A question that has been bothering me a little while, which Ionescu kindly answered: We know that the Sobolev embedding doesn't hold in the end-point case H^s → L^∞ when s = n/2. The question is, what is the counter-example? Below we give it for the case n=2, s=1, but the method (using Fourier transform) generalizes to arbitrary dimensions.

Suppose f is a function in L², its Fourier transform F is well defined. By Parseval identity, we can write its homogenous H¹ norm as (∫ |ξ|² |F(ξ)|² dξ)^½.

Let F(ξ) = (|ξ|²log(|ξ|))^-1 when |ξ|≥ 2, and let F be constant when |ξ|≤2. F² is easily verified to be integrable in 2 dimensions (it decays faster than |ξ|^-4 near infinity), so its inverse Fourier transform is well defined.

The H¹ norm of f (which is equal to the weighted L² norm of F given above) is also finite. We can check it by writing out the expression in Fourier space in terms of F explicitly, and we see that it boils down to checking the integrability of (|x|log(|x|))^-2 at infinity in 2 dimensions. Writing in polar coordinates, we see that we need to check the integrability of (r (log r)²>)^-1 from 2 to infinity. Its antiderivative is just (-log r)^-1, so the integral is finite.

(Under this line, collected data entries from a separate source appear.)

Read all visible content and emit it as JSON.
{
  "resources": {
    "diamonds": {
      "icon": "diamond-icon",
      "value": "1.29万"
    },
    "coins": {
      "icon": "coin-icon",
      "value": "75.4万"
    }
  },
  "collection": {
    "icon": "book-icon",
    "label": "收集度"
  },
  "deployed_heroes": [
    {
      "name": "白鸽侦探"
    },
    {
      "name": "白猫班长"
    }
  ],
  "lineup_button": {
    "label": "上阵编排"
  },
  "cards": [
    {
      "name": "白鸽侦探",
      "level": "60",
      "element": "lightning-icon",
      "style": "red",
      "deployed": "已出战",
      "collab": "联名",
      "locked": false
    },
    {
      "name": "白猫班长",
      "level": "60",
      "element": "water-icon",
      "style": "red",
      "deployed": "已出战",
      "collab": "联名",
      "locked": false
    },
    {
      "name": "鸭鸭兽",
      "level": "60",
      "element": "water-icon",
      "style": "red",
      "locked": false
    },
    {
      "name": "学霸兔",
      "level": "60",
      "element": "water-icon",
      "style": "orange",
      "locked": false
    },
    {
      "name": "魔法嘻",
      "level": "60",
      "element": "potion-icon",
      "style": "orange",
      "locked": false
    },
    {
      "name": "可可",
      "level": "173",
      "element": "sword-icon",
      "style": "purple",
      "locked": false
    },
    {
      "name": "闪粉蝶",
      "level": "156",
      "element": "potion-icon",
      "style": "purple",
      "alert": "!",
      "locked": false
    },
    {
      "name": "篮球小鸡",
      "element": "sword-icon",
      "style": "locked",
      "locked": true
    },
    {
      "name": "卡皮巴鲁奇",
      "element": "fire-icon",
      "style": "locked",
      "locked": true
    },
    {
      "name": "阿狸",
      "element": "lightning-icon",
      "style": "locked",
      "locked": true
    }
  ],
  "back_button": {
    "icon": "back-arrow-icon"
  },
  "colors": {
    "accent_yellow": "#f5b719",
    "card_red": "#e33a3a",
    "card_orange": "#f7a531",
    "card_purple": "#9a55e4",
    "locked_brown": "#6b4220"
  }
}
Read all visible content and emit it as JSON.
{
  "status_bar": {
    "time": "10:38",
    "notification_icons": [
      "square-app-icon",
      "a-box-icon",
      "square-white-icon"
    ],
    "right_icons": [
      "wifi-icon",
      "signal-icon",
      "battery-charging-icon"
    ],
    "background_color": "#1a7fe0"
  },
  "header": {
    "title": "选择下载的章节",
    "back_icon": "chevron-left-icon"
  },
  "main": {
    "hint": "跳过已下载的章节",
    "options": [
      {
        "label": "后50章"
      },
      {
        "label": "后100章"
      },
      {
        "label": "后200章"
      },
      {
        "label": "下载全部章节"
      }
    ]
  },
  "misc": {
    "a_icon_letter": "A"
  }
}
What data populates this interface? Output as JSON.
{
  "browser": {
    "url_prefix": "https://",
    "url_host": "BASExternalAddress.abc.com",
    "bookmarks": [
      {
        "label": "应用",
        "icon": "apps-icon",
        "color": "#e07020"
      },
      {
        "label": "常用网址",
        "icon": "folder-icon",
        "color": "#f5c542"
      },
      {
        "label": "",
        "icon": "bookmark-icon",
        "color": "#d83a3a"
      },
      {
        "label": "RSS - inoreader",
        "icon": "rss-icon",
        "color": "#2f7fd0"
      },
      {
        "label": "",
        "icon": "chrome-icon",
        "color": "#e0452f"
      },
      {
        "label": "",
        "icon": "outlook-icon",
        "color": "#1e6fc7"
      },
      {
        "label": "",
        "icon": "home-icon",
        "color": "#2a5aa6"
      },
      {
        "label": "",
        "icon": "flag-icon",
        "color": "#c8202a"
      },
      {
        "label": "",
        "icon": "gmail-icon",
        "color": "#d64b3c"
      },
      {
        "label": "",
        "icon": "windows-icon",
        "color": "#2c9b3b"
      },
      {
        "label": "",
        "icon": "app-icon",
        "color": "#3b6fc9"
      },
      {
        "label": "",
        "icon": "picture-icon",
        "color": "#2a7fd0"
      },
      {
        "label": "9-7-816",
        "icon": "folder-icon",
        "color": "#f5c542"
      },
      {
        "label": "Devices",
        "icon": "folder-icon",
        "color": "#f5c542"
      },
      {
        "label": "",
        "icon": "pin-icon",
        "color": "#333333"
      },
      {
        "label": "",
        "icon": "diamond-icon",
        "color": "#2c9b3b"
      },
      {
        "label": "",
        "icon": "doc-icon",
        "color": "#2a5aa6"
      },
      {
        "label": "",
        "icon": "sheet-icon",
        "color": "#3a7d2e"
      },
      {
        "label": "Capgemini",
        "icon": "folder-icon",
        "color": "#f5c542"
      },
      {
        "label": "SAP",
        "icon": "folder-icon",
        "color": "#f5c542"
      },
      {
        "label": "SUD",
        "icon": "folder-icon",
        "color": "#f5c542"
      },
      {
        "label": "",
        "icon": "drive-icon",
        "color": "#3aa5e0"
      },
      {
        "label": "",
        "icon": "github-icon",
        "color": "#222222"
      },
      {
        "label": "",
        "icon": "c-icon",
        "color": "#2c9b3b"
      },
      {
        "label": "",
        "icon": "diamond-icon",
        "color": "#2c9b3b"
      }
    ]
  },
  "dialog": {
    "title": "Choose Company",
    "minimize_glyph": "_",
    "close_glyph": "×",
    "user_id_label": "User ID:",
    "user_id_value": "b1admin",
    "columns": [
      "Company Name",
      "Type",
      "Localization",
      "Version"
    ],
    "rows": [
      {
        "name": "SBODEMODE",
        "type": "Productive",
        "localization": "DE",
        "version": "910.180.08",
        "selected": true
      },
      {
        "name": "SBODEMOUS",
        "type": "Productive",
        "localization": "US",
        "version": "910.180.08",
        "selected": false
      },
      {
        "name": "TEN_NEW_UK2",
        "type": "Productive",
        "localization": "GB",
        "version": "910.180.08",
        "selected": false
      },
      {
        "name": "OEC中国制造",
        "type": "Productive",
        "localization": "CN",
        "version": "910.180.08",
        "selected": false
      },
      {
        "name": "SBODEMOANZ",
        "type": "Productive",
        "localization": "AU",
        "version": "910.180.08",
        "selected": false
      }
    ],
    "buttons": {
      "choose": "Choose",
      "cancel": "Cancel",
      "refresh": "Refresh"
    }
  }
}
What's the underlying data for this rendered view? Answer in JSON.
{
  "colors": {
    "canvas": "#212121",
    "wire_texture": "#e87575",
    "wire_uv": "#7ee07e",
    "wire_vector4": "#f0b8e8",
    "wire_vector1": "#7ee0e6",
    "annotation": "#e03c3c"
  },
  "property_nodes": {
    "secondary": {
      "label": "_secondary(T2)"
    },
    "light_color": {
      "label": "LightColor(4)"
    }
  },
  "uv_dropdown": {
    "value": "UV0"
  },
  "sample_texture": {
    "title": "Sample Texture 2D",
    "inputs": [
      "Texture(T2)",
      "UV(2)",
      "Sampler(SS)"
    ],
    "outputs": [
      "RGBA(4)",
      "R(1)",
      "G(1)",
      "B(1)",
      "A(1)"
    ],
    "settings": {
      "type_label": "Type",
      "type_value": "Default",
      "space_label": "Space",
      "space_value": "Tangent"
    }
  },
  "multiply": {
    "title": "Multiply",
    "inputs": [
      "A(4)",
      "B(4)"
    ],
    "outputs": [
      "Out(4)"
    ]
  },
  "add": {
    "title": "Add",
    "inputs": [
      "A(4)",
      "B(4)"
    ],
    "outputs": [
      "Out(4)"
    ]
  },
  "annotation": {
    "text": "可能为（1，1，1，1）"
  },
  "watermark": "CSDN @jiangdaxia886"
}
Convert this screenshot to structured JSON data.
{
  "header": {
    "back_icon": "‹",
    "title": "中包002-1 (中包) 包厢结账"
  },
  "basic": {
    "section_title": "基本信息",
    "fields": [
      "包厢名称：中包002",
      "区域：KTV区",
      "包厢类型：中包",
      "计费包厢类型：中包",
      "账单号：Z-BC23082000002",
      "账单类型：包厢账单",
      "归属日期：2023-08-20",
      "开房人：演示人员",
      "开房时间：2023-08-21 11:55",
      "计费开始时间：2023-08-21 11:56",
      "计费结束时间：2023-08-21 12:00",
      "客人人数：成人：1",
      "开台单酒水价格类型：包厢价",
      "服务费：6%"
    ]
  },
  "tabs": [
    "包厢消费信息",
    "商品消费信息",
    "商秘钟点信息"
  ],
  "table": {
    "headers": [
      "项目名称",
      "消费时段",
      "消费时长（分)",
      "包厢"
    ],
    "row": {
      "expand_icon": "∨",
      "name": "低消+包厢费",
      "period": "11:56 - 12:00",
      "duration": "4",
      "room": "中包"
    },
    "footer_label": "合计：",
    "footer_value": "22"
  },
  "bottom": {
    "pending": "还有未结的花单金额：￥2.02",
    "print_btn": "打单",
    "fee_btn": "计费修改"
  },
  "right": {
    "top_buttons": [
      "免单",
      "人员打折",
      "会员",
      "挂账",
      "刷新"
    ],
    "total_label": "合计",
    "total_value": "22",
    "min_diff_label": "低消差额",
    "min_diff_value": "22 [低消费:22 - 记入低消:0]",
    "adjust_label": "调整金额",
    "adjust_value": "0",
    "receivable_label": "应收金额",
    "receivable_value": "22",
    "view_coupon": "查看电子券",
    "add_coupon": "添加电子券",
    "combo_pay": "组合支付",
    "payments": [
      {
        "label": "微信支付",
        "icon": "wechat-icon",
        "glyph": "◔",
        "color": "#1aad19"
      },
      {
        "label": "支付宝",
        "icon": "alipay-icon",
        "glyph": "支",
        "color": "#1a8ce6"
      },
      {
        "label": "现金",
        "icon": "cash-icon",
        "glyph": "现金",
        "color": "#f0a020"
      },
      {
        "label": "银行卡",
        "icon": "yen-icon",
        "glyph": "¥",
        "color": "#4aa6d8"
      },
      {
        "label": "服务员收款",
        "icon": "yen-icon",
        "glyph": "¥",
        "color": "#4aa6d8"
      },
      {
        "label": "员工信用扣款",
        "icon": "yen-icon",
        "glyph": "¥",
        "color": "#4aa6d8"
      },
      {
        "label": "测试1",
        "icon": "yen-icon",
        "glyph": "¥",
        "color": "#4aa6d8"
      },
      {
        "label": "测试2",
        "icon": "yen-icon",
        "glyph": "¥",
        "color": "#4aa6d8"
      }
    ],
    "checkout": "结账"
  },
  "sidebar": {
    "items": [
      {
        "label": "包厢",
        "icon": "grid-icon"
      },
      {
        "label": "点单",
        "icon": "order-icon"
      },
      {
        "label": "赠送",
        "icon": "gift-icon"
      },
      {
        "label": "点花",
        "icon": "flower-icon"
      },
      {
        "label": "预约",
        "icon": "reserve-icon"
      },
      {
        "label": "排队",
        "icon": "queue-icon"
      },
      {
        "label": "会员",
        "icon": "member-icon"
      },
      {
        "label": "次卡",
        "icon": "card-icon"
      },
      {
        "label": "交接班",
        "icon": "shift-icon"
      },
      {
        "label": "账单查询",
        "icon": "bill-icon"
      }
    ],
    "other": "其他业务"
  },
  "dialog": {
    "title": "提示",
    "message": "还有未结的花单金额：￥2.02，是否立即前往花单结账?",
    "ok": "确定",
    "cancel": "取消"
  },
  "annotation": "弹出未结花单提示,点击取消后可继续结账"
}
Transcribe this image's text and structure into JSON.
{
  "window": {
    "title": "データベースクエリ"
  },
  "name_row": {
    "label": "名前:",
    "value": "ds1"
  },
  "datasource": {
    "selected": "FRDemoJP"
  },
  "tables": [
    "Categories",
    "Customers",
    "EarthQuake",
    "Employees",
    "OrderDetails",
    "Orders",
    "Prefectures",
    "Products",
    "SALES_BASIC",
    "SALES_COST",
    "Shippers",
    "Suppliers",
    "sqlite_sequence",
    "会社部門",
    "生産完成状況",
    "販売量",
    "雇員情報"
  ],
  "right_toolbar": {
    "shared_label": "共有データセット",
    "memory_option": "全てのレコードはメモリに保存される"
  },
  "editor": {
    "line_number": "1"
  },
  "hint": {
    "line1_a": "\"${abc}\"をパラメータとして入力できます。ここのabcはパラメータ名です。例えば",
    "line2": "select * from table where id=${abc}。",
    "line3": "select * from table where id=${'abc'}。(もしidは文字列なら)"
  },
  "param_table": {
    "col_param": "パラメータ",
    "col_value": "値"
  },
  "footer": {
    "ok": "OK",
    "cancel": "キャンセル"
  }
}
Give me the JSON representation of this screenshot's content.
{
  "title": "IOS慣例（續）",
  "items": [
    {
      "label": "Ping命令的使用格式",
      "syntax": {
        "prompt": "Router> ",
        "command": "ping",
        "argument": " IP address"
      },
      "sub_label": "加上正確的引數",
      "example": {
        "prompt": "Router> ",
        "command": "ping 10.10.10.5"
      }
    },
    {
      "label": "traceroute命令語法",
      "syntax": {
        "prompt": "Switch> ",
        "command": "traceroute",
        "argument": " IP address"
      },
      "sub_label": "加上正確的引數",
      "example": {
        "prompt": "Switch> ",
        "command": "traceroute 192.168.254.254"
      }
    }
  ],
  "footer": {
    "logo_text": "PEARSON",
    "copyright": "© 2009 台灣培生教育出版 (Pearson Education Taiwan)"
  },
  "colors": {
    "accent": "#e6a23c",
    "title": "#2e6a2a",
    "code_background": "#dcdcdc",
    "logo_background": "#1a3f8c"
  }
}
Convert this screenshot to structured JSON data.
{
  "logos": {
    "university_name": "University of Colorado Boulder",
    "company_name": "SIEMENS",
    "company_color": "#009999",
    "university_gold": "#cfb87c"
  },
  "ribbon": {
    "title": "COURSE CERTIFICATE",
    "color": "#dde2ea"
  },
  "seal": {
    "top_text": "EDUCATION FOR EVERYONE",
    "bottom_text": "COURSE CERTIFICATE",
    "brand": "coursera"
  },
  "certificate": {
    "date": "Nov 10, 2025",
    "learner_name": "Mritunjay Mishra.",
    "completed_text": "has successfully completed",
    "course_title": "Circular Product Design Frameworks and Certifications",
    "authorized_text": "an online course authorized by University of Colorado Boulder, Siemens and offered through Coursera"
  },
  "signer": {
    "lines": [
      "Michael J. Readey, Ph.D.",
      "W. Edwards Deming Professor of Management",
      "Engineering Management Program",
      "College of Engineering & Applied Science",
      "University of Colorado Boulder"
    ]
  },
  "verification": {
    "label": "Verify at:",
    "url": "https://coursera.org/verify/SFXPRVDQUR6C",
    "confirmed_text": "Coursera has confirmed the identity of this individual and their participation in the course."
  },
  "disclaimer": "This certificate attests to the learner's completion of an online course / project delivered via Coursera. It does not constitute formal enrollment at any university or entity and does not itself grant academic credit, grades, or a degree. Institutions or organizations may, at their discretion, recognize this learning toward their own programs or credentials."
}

On the other hand, f is not bounded in L^∞. Since F is a positive function, f(0) is equal to the L¹ norm of F. Again in polar coordinates, we check that the L¹ norm of F depends on the integral from 2 to infinity of the quantity (r log r)^-1. Taking the antiderivative we get (log log r), which diverges at infinity, and hence the integral diverges.